Kumbh Mela: Mapping the Ephemeral MegaCity

Kumbh Mela: Mapping the Ephemeral MegaCity

Kumbh Mela: Mapping the Ephemeral MegaCity

THE WET SEASON (top left)

Increased water levels and decreased boating activity and the mangroves enjoy a period of seclusion. They meanwhile protect the coastline from storm surges.

THE DRY SEASON (top right)

Receded water levels with more fishing and boating activity in the due to calmer waters. Sewage treatment plant water reservoir at the bottom right shows a source of pollution seeping into the mangroves.

Intersection between Koli fishing practices, coastal ecology and urban sewage outlets. (bottom left)

Coastal ecology of mangrove roots, leaves that serve as a origin off the local food chain and dependents animals. (bottom right)

THE DRY SEASON (top left)

Receded water levels with more fishing and boating activity in the due to calmer waters. The shoreline is dotted by clusters of informal housing or racks for drying fish, which is used as food during the wet season. More permanent concrete buildings lie further away from the water.

THE WET SEASON (top right)

Increased water levels and decreased boating activity. The rise in water level changes the boundary of land and sea.

Informal edge of Koli settlement which is adapted to contend with the constantly changing creek water levels. (bottom left)

Formalized dock for larger fishing vessels. Accommodates a Koli fish market and serves as the connection to the city-wide fishing industry. (bottom right)

“Now that it was visible, it was no longer acceptable.”

David Attenborough, 202185

Observing that the root of the current ideologies of exclusionary and overt systems of mapping are in the historic hand-drawn mappings of Mumbai, I decided that any attempts to redefine these foundations of the practice must start there.

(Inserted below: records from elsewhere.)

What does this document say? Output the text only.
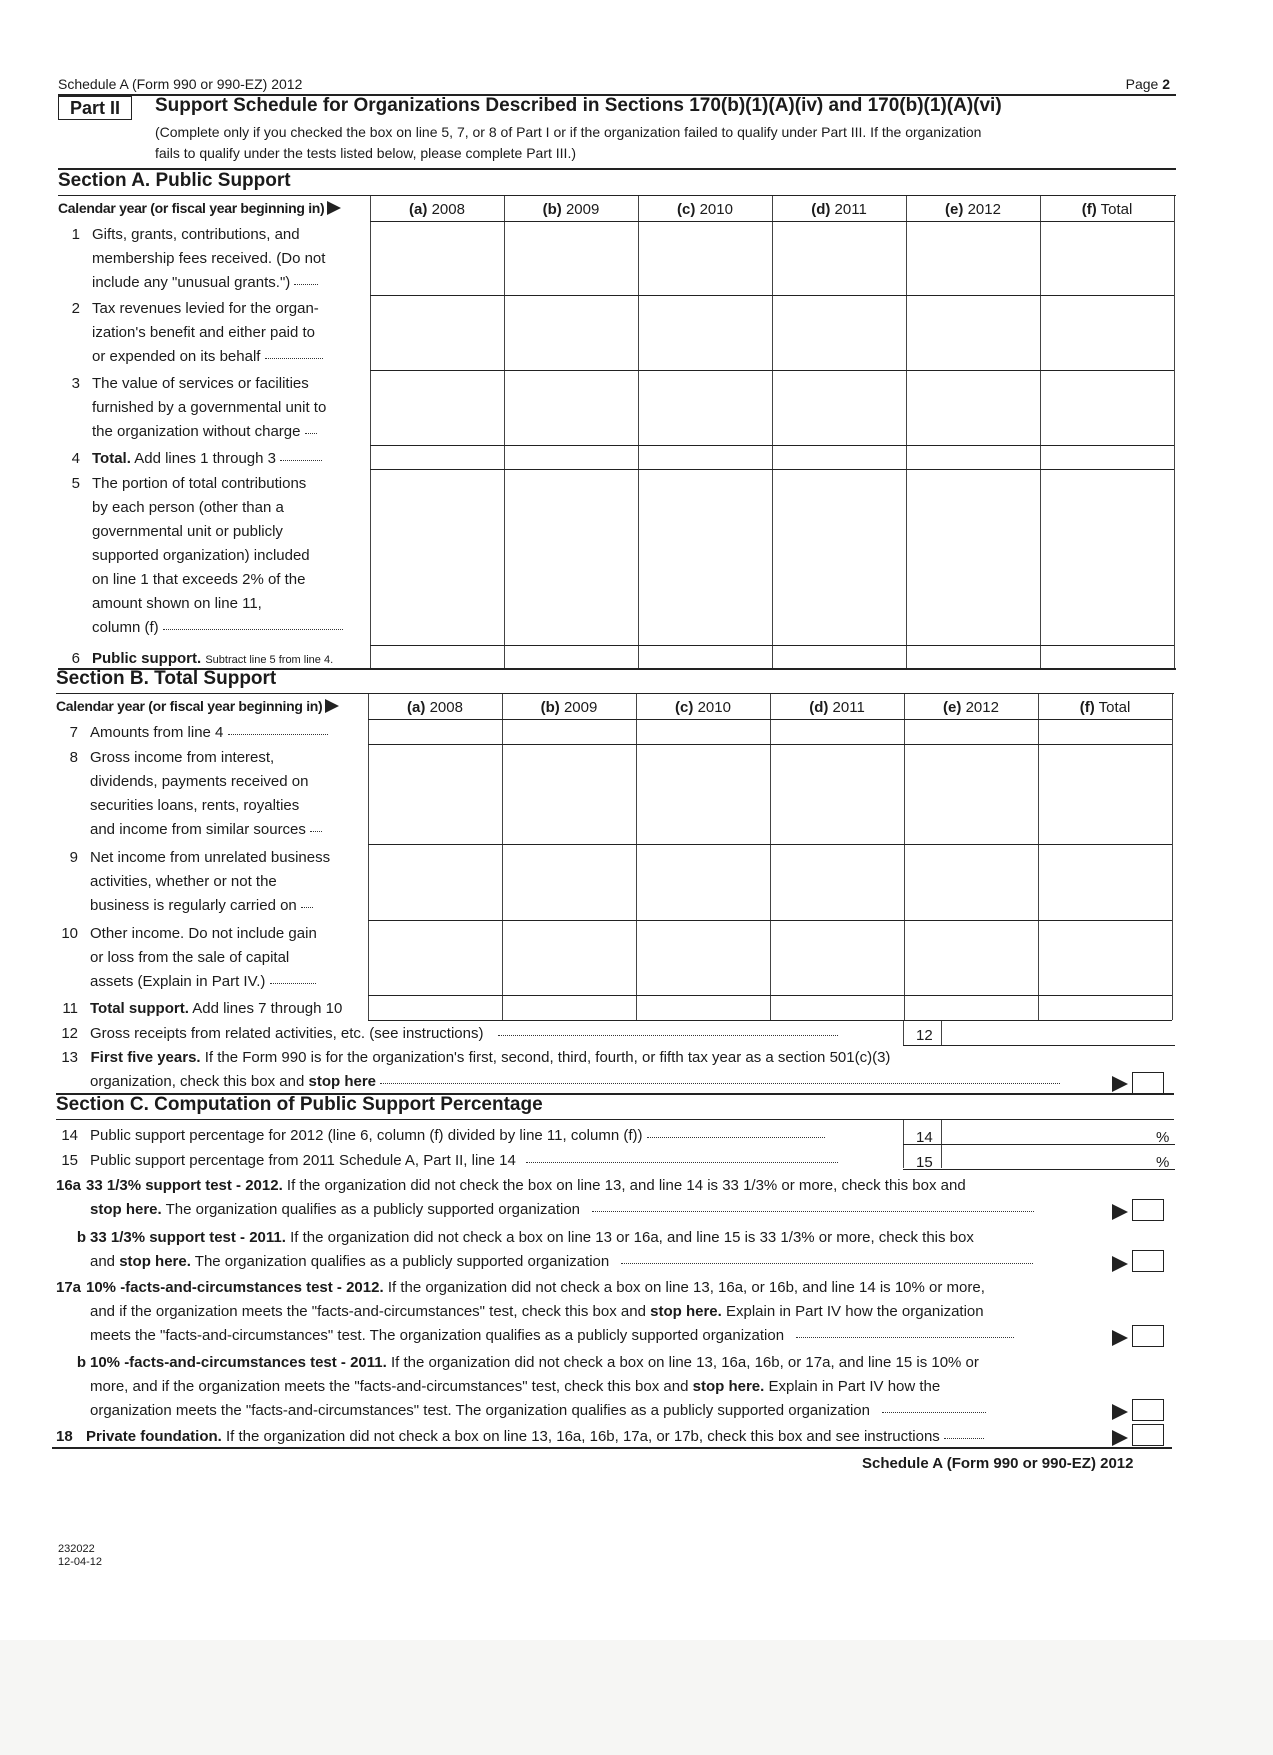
Schedule A (Form 990 or 990-EZ) 2012	Page 2
Part II	Support Schedule for Organizations Described in Sections 170(b)(1)(A)(iv) and 170(b)(1)(A)(vi)
(Complete only if you checked the box on line 5, 7, or 8 of Part I or if the organization failed to qualify under Part III. If the organization
fails to qualify under the tests listed below, please complete Part III.)
Section A. Public Support
Calendar year (or fiscal year beginning in)	(a) 2008	(b) 2009	(c) 2010	(d) 2011	(e) 2012	(f) Total
1 Gifts, grants, contributions, and
membership fees received. (Do not
include any "unusual grants.")
2 Tax revenues levied for the organ-
ization's benefit and either paid to
or expended on its behalf
3 The value of services or facilities
furnished by a governmental unit to
the organization without charge
4 Total. Add lines 1 through 3
5 The portion of total contributions
by each person (other than a
governmental unit or publicly
supported organization) included
on line 1 that exceeds 2% of the
amount shown on line 11,
column (f)
6 Public support. Subtract line 5 from line 4.
Section B. Total Support
Calendar year (or fiscal year beginning in)	(a) 2008	(b) 2009	(c) 2010	(d) 2011	(e) 2012	(f) Total
7 Amounts from line 4
8 Gross income from interest,
dividends, payments received on
securities loans, rents, royalties
and income from similar sources
9 Net income from unrelated business
activities, whether or not the
business is regularly carried on
10 Other income. Do not include gain
or loss from the sale of capital
assets (Explain in Part IV.)
11 Total support. Add lines 7 through 10
12 Gross receipts from related activities, etc. (see instructions)	12
13 First five years. If the Form 990 is for the organization's first, second, third, fourth, or fifth tax year as a section 501(c)(3)
organization, check this box and stop here
Section C. Computation of Public Support Percentage
14 Public support percentage for 2012 (line 6, column (f) divided by line 11, column (f))	14	%
15 Public support percentage from 2011 Schedule A, Part II, line 14	15	%
16a 33 1/3% support test - 2012. If the organization did not check the box on line 13, and line 14 is 33 1/3% or more, check this box and
stop here. The organization qualifies as a publicly supported organization
b 33 1/3% support test - 2011. If the organization did not check a box on line 13 or 16a, and line 15 is 33 1/3% or more, check this box
and stop here. The organization qualifies as a publicly supported organization
17a 10% -facts-and-circumstances test - 2012. If the organization did not check a box on line 13, 16a, or 16b, and line 14 is 10% or more,
and if the organization meets the "facts-and-circumstances" test, check this box and stop here. Explain in Part IV how the organization
meets the "facts-and-circumstances" test. The organization qualifies as a publicly supported organization
b 10% -facts-and-circumstances test - 2011. If the organization did not check a box on line 13, 16a, 16b, or 17a, and line 15 is 10% or
more, and if the organization meets the "facts-and-circumstances" test, check this box and stop here. Explain in Part IV how the
organization meets the "facts-and-circumstances" test. The organization qualifies as a publicly supported organization
18 Private foundation. If the organization did not check a box on line 13, 16a, 16b, 17a, or 17b, check this box and see instructions
Schedule A (Form 990 or 990-EZ) 2012
232022
12-04-12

The hand-drawn nature of the map not only depicts a personal take on the observed area on a human level but also subverts the computerized nature of economized mapping practices of the day. The argument is not that digitally produced maps are inherently evil, but an attempt to establish personal connections to the representation of spaces with the citizen and ecologies.

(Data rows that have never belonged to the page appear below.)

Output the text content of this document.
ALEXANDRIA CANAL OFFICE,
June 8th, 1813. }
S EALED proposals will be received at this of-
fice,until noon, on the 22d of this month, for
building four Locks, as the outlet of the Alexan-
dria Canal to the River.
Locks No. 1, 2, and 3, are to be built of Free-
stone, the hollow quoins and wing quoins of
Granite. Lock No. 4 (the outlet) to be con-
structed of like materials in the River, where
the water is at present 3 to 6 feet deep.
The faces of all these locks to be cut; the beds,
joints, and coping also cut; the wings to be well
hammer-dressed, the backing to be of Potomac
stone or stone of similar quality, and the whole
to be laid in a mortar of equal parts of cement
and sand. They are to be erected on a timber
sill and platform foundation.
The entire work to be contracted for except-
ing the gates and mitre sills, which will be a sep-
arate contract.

Through the process of its construction, the drawing has not only been created but it has also taught me a great deal on how to read into these often-generalized segments of urbanity. It became a canvas for incremental thoughts and accompanied drawing. Through this, the importance of layering and individual voice in the pursuit of a more equitable representation of the city made themselves paramount.

The various scales reveal micro and macro conditions which are vital to address some of the issues that I have brought up through the course of this investigation. I have combined my architectural and artistic training in representation to show these scales and the complexities within them. The main intention of the drawing is to reveal what in the general discourse of the city today doesn’t receive explicit attention, as well as their inherent complexities.

The produced piece isn’t an end to my investigation in this vein but rather an exercise that I see a possibility to build on. This analog method of mapping and the produced artifacts could be studied and compiled into the more common methods of representing the city. Ultimately, the hope is that the visibility or the ephemeral and physical qualities of the ‘edges’ shifts the narrative of otherness in Mumbai and similar cities of today. A new form of detailed representation could arise from the compilation of various representations of his particular space in the city. On the other hand, the drawbacks of the alienation of the creator of the map from the spaces being mapped are evident. This in turn makes me believe in my approach of questioning the strict conventionality of mapping and the biases we hold towards the urban ‘edges’ of the city with their complex Peripheral Mechanisms.